Al considerar que toda transformación social crea sus propias
instituciones, destinadas a detener o al menos ralentizar el progreso, Reclus
concluye que los libertarios son quienes dirigen sus esfuerzos contra las mismas,
pues “todas las instituciones humanas, todos los organismos sociales que
buscan mantenerse sin cambios, deben, en virtud de su propia inmutabilidad,
hacer nacer conservadores de uso y abuso, parásitos y explotadores de toda
calaña, convertirse en focos de la reacción en el conjunto de las sociedades”.
No importa que dichas instituciones sean muy antiguas y que sus orígenes deban
buscarse en la leyenda o en el mito; o que sean nuevas y producto de una
revolución popular. Todas ellas están destinadas “a momificar las ideas, a
paralizar las voluntades y a suprimir las libertades e iniciativas: para
conseguir esto basta con que continúen existiendo”.
Capítulo aparte en el desarrollo evolucionario, según nuestro
autor, es el que corresponde a la educación, tema presente en estas páginas
bajo dos aspectos: como crítica de la enseñanza en los establecimientos
religiosos y como fundamento de la transformación social. Para Reclus, la
enseñanza en centros educativos de la Iglesia constituye un doble contrasentido,
en su calidad de instituciones donde la ciencia es enseñada por quienes no
creen en ella y en las que la infancia es confiada a un poder secular que
sobradamente ha demostrado su ausencia de fe en lo que respecta a las
facultades del individuo. Desde su perspectiva, ya de entrada los niños tienen
que ser corregidos y doblegados, lo que entre otras cosas implica privarles de
sus capacidades innatas. Por el contrario, la enseñanza libre es aquélla para
la cual “aprender es la virtud por excelencia del individuo libre, despojado
de toda autoridad divina o humana”. Y añade: “El hombre que quiere
desarrollarse como ser moral debe defender exactamente lo contrario de lo que
aconsejan la Iglesia y el Estado; debe pensar, hablar, conducirse libremente.
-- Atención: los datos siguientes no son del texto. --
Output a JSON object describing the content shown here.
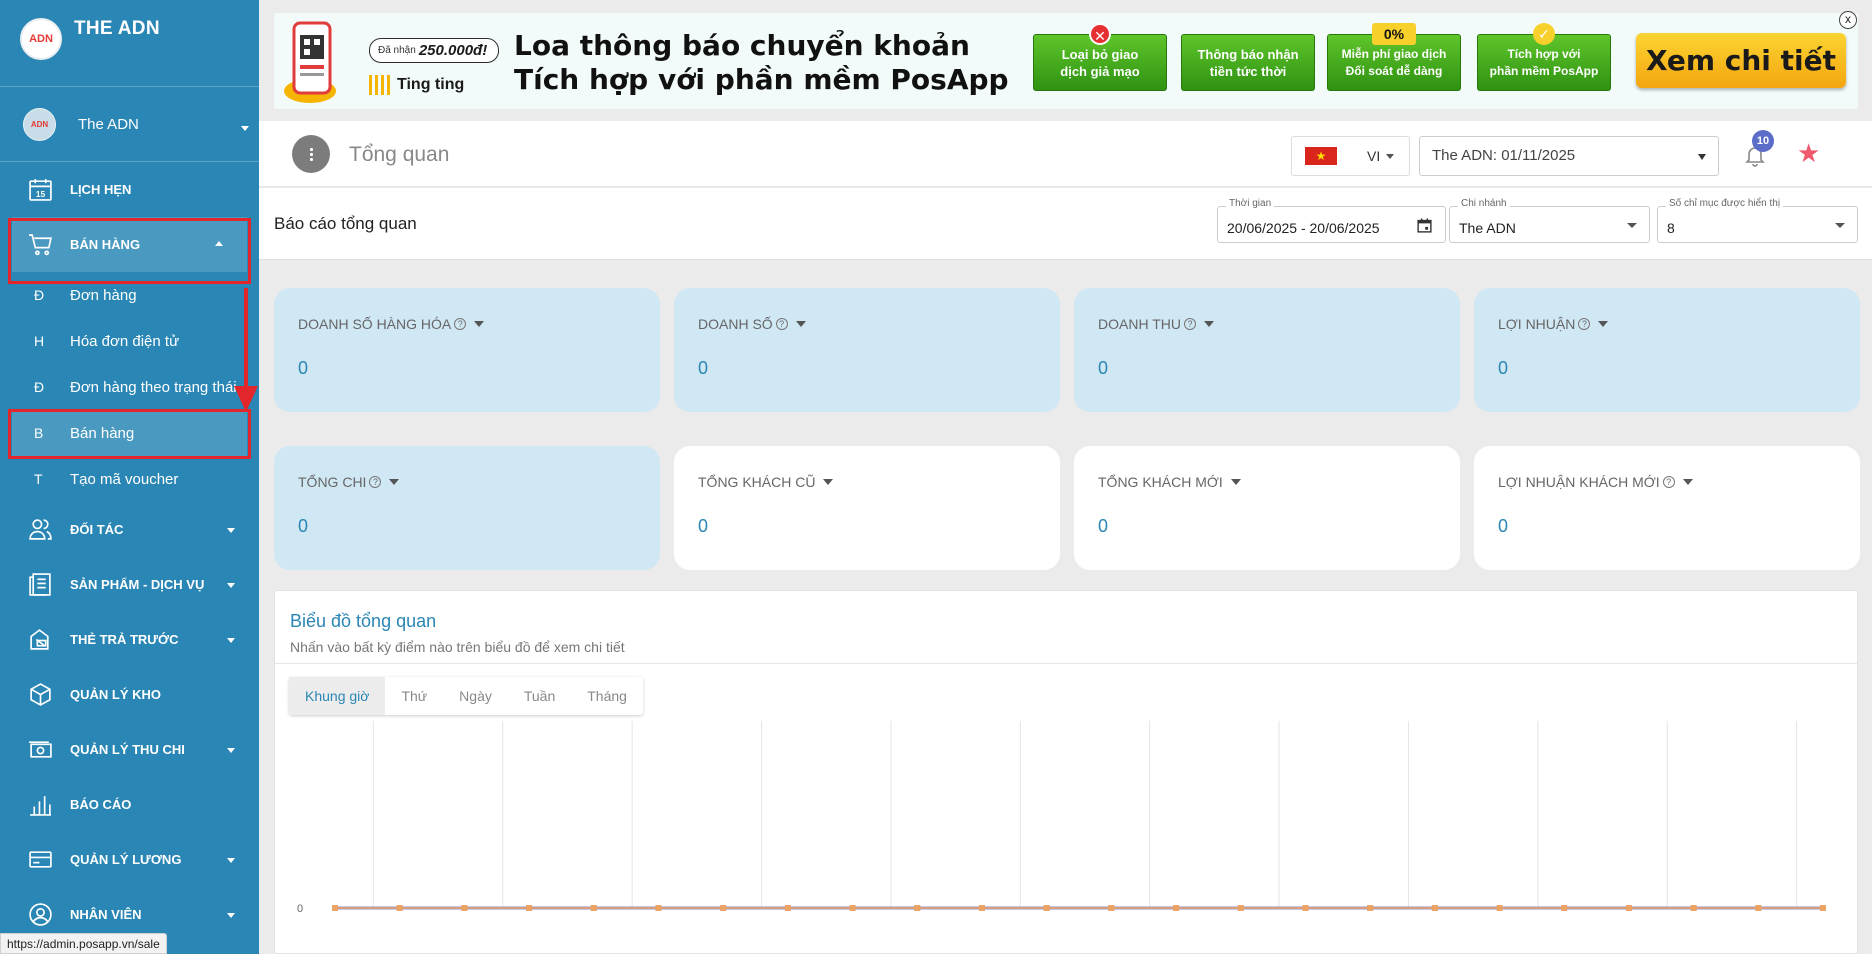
{
  "brand": {
    "name": "THE ADN",
    "logo_text": "ADN"
  },
  "account": {
    "name": "The ADN",
    "avatar_text": "ADN"
  },
  "sidebar": {
    "items": [
      {
        "id": "lich-hen",
        "label": "LỊCH HẸN",
        "icon": "calendar-icon",
        "icon_text": "15"
      },
      {
        "id": "ban-hang",
        "label": "BÁN HÀNG",
        "icon": "cart-icon"
      },
      {
        "id": "doi-tac",
        "label": "ĐỐI TÁC",
        "icon": "partners-icon"
      },
      {
        "id": "san-pham",
        "label": "SẢN PHẨM - DỊCH VỤ",
        "icon": "products-icon"
      },
      {
        "id": "the-tra-truoc",
        "label": "THẺ TRẢ TRƯỚC",
        "icon": "prepaid-card-icon"
      },
      {
        "id": "quan-ly-kho",
        "label": "QUẢN LÝ KHO",
        "icon": "box-icon"
      },
      {
        "id": "quan-ly-thu-chi",
        "label": "QUẢN LÝ THU CHI",
        "icon": "money-icon"
      },
      {
        "id": "bao-cao",
        "label": "BÁO CÁO",
        "icon": "bar-chart-icon"
      },
      {
        "id": "quan-ly-luong",
        "label": "QUẢN LÝ LƯƠNG",
        "icon": "salary-card-icon"
      },
      {
        "id": "nhan-vien",
        "label": "NHÂN VIÊN",
        "icon": "user-icon"
      }
    ],
    "submenu": [
      {
        "letter": "Đ",
        "label": "Đơn hàng"
      },
      {
        "letter": "H",
        "label": "Hóa đơn điện tử"
      },
      {
        "letter": "Đ",
        "label": "Đơn hàng theo trạng thái"
      },
      {
        "letter": "B",
        "label": "Bán hàng"
      },
      {
        "letter": "T",
        "label": "Tạo mã voucher"
      }
    ]
  },
  "status_url": "https://admin.posapp.vn/sale",
  "banner": {
    "reward_prefix": "Đã nhận",
    "reward_amount": "250.000đ!",
    "ting": "Ting ting",
    "title_line1": "Loa thông báo chuyển khoản",
    "title_line2": "Tích hợp với phần mềm PosApp",
    "features": [
      {
        "line1": "Loại bỏ giao",
        "line2": "dịch giả mạo",
        "badge": "✕"
      },
      {
        "line1": "Thông báo nhận",
        "line2": "tiền tức thời",
        "badge": "🔔"
      },
      {
        "line1": "Miễn phí giao dịch",
        "line2": "Đối soát dễ dàng",
        "badge": "0%"
      },
      {
        "line1": "Tích hợp với",
        "line2": "phần mềm PosApp",
        "badge": "✓"
      }
    ],
    "cta": "Xem chi tiết",
    "close": "x"
  },
  "header": {
    "title": "Tổng quan",
    "lang": "VI",
    "branch": "The ADN: 01/11/2025",
    "notifications": "10"
  },
  "report": {
    "title": "Báo cáo tổng quan",
    "time_label": "Thời gian",
    "time_value": "20/06/2025 - 20/06/2025",
    "branch_label": "Chi nhánh",
    "branch_value": "The ADN",
    "count_label": "Số chỉ mục được hiển thị",
    "count_value": "8"
  },
  "cards": [
    {
      "label": "DOANH SỐ HÀNG HÓA",
      "help": true,
      "value": "0",
      "highlight": true
    },
    {
      "label": "DOANH SỐ",
      "help": true,
      "value": "0",
      "highlight": true
    },
    {
      "label": "DOANH THU",
      "help": true,
      "value": "0",
      "highlight": true
    },
    {
      "label": "LỢI NHUẬN",
      "help": true,
      "value": "0",
      "highlight": true
    },
    {
      "label": "TỔNG CHI",
      "help": true,
      "value": "0",
      "highlight": true
    },
    {
      "label": "TỔNG KHÁCH CŨ",
      "help": false,
      "value": "0",
      "highlight": false
    },
    {
      "label": "TỔNG KHÁCH MỚI",
      "help": false,
      "value": "0",
      "highlight": false
    },
    {
      "label": "LỢI NHUẬN KHÁCH MỚI",
      "help": true,
      "value": "0",
      "highlight": false
    }
  ],
  "chart_panel": {
    "title": "Biểu đồ tổng quan",
    "subtitle": "Nhấn vào bất kỳ điểm nào trên biểu đồ để xem chi tiết",
    "tabs": [
      "Khung giờ",
      "Thứ",
      "Ngày",
      "Tuần",
      "Tháng"
    ],
    "active_tab": "Khung giờ"
  },
  "chart_data": {
    "type": "line",
    "y_tick_labels": [
      "0"
    ],
    "series_colors": [
      "#8c8fd6",
      "#f0a35a"
    ],
    "series": [
      {
        "values": [
          0,
          0,
          0,
          0,
          0,
          0,
          0,
          0,
          0,
          0,
          0,
          0,
          0,
          0,
          0,
          0,
          0,
          0,
          0,
          0,
          0,
          0,
          0,
          0
        ]
      },
      {
        "values": [
          0,
          0,
          0,
          0,
          0,
          0,
          0,
          0,
          0,
          0,
          0,
          0,
          0,
          0,
          0,
          0,
          0,
          0,
          0,
          0,
          0,
          0,
          0,
          0
        ]
      }
    ],
    "grid": true
  },
  "colors": {
    "sidebar": "#2a86b4",
    "accent": "#2a86b4",
    "card_highlight": "#d0e7f4",
    "annotation": "#e3262b"
  }
}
Son estas las condiciones indispensables de todo progreso”. El concepto de
escuela aparece aquí con una amplitud que sobrepasa con mucho a la propia
institución educativa, ya esté a las órdenes de la Iglesia o del Estado, y
convertido en centro de reproducción no de la ciencia oficial, sino de la
ciencia vivida: “Es fuera de la escuela donde se enseña más, en la calle, en
el taller, en las barracas de feria, en el teatro, en los vagones de
ferrocarriles, en los barcos de vapor, en los paisajes nuevos, en las ciudades
extranjeras. (…) Entendemos la sociedad como la escuela sin Dios ni amo”.
En el proceso de evolución social Reclus señala el relieve alcanzado en su
época por las colectivizaciones, las cooperativas, las sociedades de consumo y
otras formas de asociación. Ellas constituyen modelos de acción colectiva al
margen, o al menos en la periferia, de los usos mercantilizados que son propios
del capitalismo. Por otra parte, las formas de dominación presentes en el
Estado, el trabajo y la vida privada, a imagen del poder divino, reproducen un
mismo paradigma autoritario: un jefe, un presidente, un marido, un padre…
Servidumbres que se suman unas a otras para coartar las potencialidades del
individuo. Si en su vida social éste dispone de instrumentos de organización y
de resistencia colectiva, que llegan hasta la huelga general, en el ámbito de
lo privado es preciso interpretar el ideal anarquista como una moral inscrita
en el devenir de la historia. Ello requiere un desaprendizaje y el inicio de un
nuevo conocimiento, el cual ya estaba inscrito en el imperativo de Goethe
citado por el autor en uno de los textos de este volumen: “Si quieres
surgir, ¡surge de ti mismo!”.
Una última observación de carácter polémico es la que hace Reclus a su
amigo Jean Grave acerca del derecho al sufragio. A este hombre que vivía y
trabajaba en una habitación amueblada con una mesa y dos sillas, vestido
invariablemente con la blusa larga y negra del obrero francés, rodeado de
panfletos y periódicos, le dice Reclus: “Votar es abdicar; nombrar uno o
varios amos para un período corto o largo es renunciar a la propia soberanía”.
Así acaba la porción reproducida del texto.